Phil Thompson, head of BPIF Business, walks you through the basics of a restructuring plan.
Much has been written and spoken about with regards to the industry and how it has changed. The need for change in a business is often a result of the many different pressures facing it in a more globalised and competitive market, but what should be considered and what is available to companies to support transition?
To be sustainable any business requires a clear strategic plan, yet this is only the start. Visualising where you see your business is an important step, but getting it there can require restructuring. So, where to start…
What are you trying to achieve?
Don’t just look at you own business, but at any major breakthroughs within the industry - look at new concepts, think about major challenges within the market and ask yourself a few pertinent questions before you embark upon any restructure. For instance, “what is the future likely to look like and what are my company’s different options within it?” Put the business in a wider context.
This strategy challenges you to visualise how the business should look down the line - then look backwards on what the business will need to do to meet that model; hence the term ‘Backwards Forward Thinking Strategy’.
Often this uses the Ishikawa model, more commonly known as the ‘Fish Bone’. It looks at the areas that are going to affect the business and highlights where investment needs to be made – including personnel.
Taking the lead
Effective leaders are good at organising, motivating and inspiring people and a good ongoing communication strategy is key to establishing clarity and organising resources to achieve the company vision. Employees should be kept well informed on how the business is doing against the vision and plan. This does not need to be complex. Understanding where the business needs to improve, grow, become leaner and how staff can contribute will encourage not only a sense of purpose but also trust in senior management. It is not about how much information is given exactly; it’s more about the timing, regularity, clarity, content and context of the communication. If employees are kept informed they are more likely to support a restructuring programme because they will better understand the need for change.
Taking care of the legals
Managers involved in a restructure will have to be fully aware of the legal ramifications of any redundancy measures and/or proposals regarding terms and conditions. Meaningful consultation is fundamental. Never try to rush the process – imagine yourself in this situation, how would you expect to be treated?

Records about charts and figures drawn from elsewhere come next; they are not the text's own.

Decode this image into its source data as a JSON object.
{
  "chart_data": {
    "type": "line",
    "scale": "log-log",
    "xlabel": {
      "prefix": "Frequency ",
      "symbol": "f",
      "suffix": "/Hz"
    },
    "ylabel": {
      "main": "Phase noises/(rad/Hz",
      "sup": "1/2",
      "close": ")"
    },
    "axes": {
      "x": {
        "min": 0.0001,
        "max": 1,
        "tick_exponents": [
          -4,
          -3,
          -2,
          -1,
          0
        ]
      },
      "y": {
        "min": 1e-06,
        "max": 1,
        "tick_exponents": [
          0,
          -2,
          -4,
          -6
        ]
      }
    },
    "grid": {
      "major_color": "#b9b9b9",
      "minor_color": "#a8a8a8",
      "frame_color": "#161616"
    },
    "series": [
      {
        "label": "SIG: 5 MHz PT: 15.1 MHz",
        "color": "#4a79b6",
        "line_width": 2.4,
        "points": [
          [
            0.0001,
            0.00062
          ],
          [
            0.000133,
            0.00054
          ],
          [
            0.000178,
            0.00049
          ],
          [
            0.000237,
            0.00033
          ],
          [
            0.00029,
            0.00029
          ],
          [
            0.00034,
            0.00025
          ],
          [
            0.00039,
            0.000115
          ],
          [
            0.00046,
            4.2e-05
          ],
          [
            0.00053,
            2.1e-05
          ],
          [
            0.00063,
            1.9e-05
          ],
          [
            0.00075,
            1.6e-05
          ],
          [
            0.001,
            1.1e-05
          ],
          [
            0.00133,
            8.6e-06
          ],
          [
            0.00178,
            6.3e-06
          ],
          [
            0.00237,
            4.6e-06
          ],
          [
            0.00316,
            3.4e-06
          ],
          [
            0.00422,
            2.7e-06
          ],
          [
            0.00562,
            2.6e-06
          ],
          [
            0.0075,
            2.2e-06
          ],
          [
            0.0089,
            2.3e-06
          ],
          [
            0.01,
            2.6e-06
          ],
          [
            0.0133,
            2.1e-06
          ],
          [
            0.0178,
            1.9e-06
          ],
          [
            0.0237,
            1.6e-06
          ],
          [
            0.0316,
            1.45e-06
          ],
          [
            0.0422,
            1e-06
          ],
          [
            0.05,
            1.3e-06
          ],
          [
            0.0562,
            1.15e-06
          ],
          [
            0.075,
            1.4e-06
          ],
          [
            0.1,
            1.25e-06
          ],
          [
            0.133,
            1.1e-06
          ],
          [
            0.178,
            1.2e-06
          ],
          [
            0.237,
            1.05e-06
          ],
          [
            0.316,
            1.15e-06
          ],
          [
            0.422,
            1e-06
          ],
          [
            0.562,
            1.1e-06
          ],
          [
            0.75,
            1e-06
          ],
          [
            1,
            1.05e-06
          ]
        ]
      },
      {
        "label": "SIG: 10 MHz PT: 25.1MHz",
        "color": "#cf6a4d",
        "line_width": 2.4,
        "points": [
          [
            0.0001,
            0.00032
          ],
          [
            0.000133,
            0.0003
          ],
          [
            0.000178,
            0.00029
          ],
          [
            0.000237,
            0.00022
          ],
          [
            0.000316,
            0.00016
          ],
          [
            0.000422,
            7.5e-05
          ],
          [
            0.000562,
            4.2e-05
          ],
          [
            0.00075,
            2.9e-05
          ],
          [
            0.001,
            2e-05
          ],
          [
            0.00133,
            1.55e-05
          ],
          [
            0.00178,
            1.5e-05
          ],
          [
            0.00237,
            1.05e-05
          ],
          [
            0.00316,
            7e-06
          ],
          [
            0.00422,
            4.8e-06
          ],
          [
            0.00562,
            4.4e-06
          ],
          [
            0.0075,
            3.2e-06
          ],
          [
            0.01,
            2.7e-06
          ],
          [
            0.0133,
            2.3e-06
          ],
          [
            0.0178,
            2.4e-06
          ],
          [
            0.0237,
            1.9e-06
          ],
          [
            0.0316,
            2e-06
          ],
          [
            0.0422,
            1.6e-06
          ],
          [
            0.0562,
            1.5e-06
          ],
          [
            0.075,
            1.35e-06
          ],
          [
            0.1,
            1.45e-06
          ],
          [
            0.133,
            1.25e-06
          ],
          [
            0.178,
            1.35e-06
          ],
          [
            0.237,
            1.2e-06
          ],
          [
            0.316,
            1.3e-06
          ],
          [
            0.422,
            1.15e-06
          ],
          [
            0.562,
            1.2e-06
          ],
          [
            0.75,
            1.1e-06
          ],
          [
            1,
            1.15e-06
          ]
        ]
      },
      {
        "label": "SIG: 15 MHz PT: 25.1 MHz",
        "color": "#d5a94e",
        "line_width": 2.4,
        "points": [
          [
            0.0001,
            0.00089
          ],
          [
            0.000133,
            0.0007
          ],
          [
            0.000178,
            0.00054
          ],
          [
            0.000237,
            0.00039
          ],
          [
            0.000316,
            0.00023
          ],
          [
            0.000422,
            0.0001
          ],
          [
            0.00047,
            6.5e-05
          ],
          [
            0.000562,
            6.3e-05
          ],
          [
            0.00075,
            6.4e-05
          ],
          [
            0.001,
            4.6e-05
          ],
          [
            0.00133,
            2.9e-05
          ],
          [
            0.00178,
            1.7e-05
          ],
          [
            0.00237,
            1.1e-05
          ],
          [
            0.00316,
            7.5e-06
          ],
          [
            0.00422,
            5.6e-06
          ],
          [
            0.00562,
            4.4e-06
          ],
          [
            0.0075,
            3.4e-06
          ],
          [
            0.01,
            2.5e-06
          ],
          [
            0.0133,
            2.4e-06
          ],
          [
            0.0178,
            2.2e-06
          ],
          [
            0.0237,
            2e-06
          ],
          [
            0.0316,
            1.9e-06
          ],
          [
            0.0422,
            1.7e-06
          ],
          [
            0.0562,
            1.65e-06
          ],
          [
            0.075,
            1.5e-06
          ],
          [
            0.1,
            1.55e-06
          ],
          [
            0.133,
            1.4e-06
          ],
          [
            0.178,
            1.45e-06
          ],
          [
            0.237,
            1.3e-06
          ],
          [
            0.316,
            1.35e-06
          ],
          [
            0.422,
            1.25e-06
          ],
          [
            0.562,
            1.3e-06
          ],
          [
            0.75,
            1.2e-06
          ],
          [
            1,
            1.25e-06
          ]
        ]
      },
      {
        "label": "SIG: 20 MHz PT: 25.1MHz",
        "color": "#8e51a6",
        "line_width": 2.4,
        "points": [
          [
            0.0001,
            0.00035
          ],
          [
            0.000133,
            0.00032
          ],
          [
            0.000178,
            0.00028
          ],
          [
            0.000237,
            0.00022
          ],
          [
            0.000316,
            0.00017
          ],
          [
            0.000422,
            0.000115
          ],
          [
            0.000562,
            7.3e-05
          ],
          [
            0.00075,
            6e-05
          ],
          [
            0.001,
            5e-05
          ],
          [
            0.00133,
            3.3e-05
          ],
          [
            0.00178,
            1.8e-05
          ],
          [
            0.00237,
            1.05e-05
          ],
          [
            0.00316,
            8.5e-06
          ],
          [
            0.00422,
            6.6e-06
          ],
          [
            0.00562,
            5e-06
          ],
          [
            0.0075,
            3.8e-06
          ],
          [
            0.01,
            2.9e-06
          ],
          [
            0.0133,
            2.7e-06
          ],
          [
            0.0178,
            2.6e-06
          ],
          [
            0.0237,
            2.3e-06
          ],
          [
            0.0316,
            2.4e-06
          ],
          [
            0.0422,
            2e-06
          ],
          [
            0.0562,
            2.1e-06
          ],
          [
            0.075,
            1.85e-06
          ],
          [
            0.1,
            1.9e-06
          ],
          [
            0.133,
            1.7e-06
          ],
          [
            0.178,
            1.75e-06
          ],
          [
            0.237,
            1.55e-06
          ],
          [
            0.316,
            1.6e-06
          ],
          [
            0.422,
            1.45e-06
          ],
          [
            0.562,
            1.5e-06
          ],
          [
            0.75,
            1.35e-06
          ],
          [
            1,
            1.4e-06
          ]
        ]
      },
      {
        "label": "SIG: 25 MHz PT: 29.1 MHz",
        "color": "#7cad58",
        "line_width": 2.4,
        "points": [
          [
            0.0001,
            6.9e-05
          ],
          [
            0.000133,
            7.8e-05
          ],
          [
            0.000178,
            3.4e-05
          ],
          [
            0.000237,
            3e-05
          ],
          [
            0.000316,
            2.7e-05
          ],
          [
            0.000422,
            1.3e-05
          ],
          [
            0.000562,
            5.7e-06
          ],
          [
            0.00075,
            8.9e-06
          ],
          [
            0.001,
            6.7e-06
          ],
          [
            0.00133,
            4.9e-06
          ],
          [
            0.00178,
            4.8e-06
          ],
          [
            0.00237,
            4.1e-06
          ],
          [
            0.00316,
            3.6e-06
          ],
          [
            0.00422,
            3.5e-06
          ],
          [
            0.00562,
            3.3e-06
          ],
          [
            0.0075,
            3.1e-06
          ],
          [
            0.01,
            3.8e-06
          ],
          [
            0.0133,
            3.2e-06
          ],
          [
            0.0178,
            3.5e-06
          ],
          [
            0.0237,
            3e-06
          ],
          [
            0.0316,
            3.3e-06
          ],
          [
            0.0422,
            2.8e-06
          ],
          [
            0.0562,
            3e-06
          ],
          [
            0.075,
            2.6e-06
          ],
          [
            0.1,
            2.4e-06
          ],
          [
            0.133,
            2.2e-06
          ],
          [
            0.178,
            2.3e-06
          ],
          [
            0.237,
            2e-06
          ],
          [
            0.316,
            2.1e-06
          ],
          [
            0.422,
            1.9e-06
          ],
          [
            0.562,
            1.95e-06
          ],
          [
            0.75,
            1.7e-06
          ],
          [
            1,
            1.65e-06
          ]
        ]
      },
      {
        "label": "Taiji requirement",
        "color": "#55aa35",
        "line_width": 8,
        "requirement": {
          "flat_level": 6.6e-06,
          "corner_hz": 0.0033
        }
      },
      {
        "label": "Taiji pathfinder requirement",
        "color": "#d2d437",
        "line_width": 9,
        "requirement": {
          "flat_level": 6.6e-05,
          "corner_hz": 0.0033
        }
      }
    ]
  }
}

Managers also need to consider the staff that are not directly affected by proposals or the subsequent risk of redundancy. All staff should be fully informed. Thinking through potential concerns and drafting a Q&A sheet can really help manage emotions. And understanding the process of transition will help managers support all team members. Adopting structured feedback mechanisms will ensure all employees have a voice. Failing to consider those unaffected by the restructure may result in reduced motivation and subsequent dips in productivity.
Creating a positive approach to change
Whatever size the business, creating a positive approach to change is key to the success of any restructuring move. This can be achieved by instilling a desire across your team to improve and adapt knowledge and skills through continuous learning. Champions or ‘change agents’ within your business can help this process.
Use feedback mechanisms to review how you have managed change in the past, how the change was received, to understand what main levers need to be pulled to make change happen in your business, recognise the role models for change.
Bear I mind that given your position in the company you will automatically be looked upon as the role model for championing change. Your approach to change will be scrutinised by those within your business - and outside – so doing your homework and being positive about how and why you are restructuring will be worth the research and effort.